Razem z kamerdynerem udali się na spokojny spacerek do lasu jednak niefortunnie napadł na nich wilk, a dokładniej wilkołak. Z całej sytuacji wyszli żywi, jednak Mer niestety został zadrapany i przeżył przemianę w wilkołaka. Normalnie miał ze sobą problemy a co dopiero będąc tak podatnym na emocje, przy regeneracji blokującej działanie leków. Przy najbliższej pełni mimowolnie zabił swoich rodziców. Całego zdarzenia nie pamiętał, krzyki i zapach krwi przypomniał sobie dopiero z czasem wpadając przy tym w depresję.
Smierć jego rodziców oczywiście była bolesna a późniejsze wydarzenia wcale nie podnosiły chłopaka na duchu. Został on adoptowany przez wujostwo, dokładniej brata jego ojca. Zamieszkał z nim, ciotka i trójką kuzynów. Może i byłoby to miłe, na pewno lepsze niż trafienie do nieznajomych ludzi jednak niestety wujostwo za nim nie przepadało a kuzyni go wyśmiewali ze względu na fakt bycia niewidomym, spędzanie wolnego czasu w książkach itd. Przygarnęli go jedynie ze względu na majątek odziedziczony po rodzicach. Poczuli się jak bogacze więc w domu panowała dość sztywna atmosfera za, którą Mer nie przepadał to też często wymykał się z domu. Błąkał się po ulicach tak na prawdę bez większego celu aż pewnego dnia udało mu się poznać trzy osobową grupkę nastolatków, którzy postanowili na niego napaść. Co prawda szans nie mieli ponieważ wilkołacza siła robiła swoje jednak ku zaskoczeniu skończyło się to przyjaźnią. Mercury dobrze czuł się w ich towarzystwie, nie musząc nikogo udawać. Trójka przyjaciół pomagała mu z jego wilczym problemem, pilnowali go podczas pełni i tak dalej a w wolnym czasie miło spędzali czas na wygłupach, zastraszaniu ludzi, bójkach czy po prostu bądźmy szczerzy chuligaństwie a czasem nawet kradzieżach.

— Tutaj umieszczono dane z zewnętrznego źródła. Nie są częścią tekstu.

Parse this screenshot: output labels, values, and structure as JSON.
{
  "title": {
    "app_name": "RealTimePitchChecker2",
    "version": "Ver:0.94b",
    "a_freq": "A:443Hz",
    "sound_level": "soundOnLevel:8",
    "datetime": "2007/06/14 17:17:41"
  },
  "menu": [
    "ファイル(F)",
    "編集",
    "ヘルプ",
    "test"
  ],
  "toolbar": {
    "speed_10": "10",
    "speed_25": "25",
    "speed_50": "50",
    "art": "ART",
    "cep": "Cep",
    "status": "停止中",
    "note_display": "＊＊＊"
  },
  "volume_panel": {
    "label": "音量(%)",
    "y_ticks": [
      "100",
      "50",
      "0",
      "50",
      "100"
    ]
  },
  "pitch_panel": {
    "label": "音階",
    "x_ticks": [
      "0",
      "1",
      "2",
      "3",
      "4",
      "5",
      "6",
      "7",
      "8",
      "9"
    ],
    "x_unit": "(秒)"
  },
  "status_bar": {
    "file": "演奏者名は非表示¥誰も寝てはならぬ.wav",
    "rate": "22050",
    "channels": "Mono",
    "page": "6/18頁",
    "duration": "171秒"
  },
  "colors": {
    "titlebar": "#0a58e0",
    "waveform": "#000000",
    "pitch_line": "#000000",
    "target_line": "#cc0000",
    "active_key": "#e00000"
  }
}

Logicznym jest, że nie raz trafiali ze względu na to na komisariat policji, jednak pieniążki robią swoje i zawsze wychodzili z tego cało chociaż za niektóre bójki Mercury dostawał kuratora.
Na początku liceum wyprowadził się z domu i zapisał do akademii położonej w szwajcarskich Alpach. Miał tam trochę przygód: należał do samorządu uczniowskiego, był dyskryminowany przez wychowawcę, poznał swoja pierwszą miłość, został porwany przez wilkołaka alfę który się nad nim znęcał i tak dalej. Po ostatniej sytuacji z alfą jednak postanowił się przenieść do szkoły w Kalifornii gdzie zapisał się na profil humanistyczny.